Roth, the Revolution Studios head and "Freedomland" director, also laments some of the changes across Hollywood. "I remember when a movie like 'Dog Day Afternoon' was considered mainstream."
Many smaller movies do find outlets, Roth allows, within subdivisions of big movie studios. It is the marketing and advertising for those movies, many contend, that get short shrift.
Roth and his eclectic cast -- Moore, Jackson, Falco, Ron Eldard and Aunjanue Ellis -- filmed "Freedomland," for the most part, in an old housing project in Yonkers, N.Y. Much of the movie takes place at night, with a palette dark and hard and nearly brittle.
The $30 million film shoot was quick, done in a little more than 40 days. Price says he marveled at watching Jackson, Moore and Falco work. Falco -- unrecognizable to those who know her only as Carmela Soprano -- plays Karen Collucci, an activist leading a search party for the child. Falco is black-haired, intense, at times acting with nothing save silences. "You can say movies are superficial to books," Price says. "But no. It's a trade-off. What a movie can give you is faces."

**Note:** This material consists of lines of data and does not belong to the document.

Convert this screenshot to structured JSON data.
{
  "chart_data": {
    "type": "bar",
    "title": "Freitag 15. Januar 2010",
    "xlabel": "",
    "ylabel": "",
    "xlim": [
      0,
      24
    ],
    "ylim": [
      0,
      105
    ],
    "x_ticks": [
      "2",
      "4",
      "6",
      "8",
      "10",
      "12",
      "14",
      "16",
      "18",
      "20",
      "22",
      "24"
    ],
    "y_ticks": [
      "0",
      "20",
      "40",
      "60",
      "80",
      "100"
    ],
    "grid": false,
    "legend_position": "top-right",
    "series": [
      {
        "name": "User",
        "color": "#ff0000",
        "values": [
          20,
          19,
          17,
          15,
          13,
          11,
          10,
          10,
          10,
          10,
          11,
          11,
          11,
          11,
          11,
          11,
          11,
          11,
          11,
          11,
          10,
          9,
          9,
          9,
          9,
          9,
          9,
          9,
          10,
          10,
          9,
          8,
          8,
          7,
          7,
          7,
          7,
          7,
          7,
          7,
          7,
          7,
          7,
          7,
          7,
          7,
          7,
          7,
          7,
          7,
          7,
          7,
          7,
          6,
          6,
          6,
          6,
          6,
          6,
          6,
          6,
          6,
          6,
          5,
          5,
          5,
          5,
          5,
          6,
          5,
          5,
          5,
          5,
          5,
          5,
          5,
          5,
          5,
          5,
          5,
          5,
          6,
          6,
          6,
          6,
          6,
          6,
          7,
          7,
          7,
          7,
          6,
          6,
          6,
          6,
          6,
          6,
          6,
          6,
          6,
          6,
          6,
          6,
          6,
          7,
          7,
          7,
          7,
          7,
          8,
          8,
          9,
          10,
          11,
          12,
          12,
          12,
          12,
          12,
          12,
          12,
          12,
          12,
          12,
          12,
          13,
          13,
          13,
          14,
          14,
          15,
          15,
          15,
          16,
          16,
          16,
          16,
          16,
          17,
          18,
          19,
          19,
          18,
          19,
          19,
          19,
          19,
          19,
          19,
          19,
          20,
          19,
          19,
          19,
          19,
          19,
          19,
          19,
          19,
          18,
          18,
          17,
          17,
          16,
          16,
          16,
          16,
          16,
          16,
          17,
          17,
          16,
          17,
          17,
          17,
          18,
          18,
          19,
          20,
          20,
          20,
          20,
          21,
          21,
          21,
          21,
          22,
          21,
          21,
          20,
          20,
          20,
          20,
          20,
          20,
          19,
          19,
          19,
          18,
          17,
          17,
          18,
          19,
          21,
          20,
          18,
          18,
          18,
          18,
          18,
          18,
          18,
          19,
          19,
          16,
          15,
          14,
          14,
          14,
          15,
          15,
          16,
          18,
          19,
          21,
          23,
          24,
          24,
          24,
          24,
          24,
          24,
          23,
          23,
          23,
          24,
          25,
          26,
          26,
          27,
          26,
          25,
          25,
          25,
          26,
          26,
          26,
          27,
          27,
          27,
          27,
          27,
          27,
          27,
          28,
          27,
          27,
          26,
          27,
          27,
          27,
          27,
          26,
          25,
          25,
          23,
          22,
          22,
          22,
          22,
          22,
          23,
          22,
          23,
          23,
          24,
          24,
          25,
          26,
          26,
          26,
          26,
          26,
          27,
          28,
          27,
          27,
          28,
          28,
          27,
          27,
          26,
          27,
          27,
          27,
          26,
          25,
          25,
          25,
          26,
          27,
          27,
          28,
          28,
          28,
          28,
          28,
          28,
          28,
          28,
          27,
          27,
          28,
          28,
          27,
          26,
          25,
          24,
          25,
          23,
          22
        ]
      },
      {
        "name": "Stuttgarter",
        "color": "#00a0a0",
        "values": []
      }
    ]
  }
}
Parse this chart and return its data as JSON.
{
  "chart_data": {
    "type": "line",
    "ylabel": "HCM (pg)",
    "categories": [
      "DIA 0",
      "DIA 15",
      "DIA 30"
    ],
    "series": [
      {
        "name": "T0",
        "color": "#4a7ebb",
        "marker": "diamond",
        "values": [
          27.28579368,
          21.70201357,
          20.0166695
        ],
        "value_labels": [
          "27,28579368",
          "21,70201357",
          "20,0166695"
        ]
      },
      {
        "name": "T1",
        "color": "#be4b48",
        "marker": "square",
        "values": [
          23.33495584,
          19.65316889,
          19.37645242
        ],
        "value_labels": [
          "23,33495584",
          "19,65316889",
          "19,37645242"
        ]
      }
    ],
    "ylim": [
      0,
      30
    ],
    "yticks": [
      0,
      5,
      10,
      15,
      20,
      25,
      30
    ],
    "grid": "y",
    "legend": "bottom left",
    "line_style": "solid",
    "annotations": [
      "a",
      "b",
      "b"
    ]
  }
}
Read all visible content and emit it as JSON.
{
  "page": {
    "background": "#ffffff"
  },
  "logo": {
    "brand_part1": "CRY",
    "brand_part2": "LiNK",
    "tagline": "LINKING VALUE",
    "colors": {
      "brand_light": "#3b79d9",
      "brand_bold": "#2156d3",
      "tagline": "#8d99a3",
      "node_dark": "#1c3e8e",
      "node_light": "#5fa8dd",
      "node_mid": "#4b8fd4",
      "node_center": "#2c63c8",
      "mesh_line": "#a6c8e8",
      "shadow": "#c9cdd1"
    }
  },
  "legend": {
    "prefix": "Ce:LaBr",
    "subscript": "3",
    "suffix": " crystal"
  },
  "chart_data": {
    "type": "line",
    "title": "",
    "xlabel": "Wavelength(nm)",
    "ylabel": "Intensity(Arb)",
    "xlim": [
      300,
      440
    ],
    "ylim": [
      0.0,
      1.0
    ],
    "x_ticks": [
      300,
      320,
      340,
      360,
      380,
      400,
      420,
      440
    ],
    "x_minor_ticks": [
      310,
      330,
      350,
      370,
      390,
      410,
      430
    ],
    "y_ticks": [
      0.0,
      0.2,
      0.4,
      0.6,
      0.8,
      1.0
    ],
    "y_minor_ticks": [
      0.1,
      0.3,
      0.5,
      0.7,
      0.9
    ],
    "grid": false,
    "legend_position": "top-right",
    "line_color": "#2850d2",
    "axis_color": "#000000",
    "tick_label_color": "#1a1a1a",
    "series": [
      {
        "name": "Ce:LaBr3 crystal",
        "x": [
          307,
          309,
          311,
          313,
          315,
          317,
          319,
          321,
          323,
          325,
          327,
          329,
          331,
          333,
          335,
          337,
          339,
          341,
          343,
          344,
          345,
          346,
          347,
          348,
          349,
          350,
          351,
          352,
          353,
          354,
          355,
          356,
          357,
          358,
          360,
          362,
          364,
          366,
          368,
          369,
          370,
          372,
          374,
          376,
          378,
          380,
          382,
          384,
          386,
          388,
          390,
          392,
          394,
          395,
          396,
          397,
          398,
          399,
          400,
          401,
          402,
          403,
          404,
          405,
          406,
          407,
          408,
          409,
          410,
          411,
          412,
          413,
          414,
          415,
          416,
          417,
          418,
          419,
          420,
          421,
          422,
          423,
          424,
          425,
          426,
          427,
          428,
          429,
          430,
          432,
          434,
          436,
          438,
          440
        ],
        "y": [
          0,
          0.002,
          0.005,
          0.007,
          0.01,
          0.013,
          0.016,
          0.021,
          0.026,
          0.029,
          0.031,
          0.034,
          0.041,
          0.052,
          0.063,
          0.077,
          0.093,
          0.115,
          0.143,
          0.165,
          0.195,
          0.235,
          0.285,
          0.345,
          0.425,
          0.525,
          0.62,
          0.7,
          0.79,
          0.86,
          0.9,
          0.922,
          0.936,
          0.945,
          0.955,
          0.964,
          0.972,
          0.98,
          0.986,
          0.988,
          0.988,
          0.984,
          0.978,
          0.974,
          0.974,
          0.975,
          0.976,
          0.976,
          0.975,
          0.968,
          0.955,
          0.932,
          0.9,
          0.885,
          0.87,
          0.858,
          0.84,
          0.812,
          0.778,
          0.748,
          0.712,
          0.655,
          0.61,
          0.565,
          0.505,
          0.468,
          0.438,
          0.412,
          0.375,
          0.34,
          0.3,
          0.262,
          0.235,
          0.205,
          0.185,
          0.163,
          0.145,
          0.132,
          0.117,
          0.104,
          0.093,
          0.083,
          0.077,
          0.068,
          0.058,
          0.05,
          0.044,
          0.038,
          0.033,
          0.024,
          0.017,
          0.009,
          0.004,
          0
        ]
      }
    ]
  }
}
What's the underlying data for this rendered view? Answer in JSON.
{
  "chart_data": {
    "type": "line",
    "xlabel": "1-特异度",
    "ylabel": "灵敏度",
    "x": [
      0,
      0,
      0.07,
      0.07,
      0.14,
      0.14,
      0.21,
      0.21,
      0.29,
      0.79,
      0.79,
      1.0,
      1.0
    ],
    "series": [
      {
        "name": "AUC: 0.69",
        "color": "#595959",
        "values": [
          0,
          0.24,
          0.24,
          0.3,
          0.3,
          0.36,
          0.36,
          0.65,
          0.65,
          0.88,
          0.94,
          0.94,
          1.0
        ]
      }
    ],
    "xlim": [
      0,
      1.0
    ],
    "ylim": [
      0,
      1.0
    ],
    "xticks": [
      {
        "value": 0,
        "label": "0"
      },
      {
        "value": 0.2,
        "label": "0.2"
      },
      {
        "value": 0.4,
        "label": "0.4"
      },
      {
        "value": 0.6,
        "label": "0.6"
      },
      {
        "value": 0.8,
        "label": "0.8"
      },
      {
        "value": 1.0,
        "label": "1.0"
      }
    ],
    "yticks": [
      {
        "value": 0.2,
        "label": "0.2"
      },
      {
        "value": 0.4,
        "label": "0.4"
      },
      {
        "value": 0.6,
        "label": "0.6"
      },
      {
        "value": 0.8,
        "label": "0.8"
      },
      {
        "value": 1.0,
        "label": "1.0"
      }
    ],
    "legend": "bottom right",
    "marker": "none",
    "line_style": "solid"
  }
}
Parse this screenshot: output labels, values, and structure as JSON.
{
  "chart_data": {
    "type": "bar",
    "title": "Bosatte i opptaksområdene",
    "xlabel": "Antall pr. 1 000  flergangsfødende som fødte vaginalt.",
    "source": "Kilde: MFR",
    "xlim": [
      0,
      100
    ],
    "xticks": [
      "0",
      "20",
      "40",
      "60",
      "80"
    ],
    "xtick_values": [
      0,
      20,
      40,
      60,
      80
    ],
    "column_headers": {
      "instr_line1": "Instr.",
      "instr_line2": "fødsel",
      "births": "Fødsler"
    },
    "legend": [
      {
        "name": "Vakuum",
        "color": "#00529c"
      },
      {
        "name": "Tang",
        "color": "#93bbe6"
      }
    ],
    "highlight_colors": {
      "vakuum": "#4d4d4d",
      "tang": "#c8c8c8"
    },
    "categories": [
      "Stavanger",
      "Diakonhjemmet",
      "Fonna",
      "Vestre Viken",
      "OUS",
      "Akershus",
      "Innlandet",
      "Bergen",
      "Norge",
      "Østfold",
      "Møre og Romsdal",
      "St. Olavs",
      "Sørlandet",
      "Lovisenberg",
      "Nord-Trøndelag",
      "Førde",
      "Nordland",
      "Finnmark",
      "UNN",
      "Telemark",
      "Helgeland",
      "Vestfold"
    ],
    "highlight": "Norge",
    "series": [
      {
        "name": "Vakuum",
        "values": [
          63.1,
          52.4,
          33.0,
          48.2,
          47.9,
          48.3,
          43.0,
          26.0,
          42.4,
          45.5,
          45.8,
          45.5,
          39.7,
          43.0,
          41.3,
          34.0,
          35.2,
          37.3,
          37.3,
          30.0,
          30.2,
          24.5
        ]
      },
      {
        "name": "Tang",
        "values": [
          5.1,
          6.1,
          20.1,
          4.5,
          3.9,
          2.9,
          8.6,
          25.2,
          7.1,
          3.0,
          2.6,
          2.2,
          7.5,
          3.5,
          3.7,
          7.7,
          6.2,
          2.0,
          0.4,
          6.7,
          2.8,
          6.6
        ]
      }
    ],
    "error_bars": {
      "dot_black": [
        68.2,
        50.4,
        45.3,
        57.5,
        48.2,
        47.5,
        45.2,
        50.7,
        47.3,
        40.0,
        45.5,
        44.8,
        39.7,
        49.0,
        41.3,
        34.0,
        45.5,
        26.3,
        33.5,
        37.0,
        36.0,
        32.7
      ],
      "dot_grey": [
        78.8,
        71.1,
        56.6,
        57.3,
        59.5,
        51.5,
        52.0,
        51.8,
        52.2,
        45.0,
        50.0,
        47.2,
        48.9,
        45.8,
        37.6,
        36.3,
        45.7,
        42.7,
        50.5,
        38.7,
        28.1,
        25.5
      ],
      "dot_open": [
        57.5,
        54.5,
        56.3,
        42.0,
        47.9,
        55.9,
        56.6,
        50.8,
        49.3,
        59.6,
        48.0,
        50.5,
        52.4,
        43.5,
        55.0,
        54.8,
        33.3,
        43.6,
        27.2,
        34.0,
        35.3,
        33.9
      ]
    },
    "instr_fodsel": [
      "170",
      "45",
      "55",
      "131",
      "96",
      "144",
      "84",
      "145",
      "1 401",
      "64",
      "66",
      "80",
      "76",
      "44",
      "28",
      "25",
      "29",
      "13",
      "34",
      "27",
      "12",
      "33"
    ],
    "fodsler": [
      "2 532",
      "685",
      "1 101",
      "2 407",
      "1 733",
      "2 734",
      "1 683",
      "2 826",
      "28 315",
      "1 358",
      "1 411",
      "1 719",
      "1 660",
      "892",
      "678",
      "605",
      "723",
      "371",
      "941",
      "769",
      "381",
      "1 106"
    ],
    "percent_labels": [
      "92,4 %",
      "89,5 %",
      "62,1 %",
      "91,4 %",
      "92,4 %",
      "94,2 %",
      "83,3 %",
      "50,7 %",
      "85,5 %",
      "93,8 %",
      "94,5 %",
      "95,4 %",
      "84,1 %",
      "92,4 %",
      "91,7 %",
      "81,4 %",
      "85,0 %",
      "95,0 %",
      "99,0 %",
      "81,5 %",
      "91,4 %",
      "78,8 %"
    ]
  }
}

He has no idea how "Freedomland" will do, but he likes it, is grateful the project was retrieved.
Like Theodore Dreiser, who wrote about the poor and the desperate, he seems to bleed for his work.
"I wake up every morning," Price says, "and ask myself, 'What have you done for me lately?' I'm in low-key panic most of the time."
He's at work on a new novel, one rooted in the streets of Manhattan. Some poor kids and well-off kids, coming to blows. It's about class and culture, about what one group might believe about the other, beliefs leading to murder. It's about the bruises that hang in the air.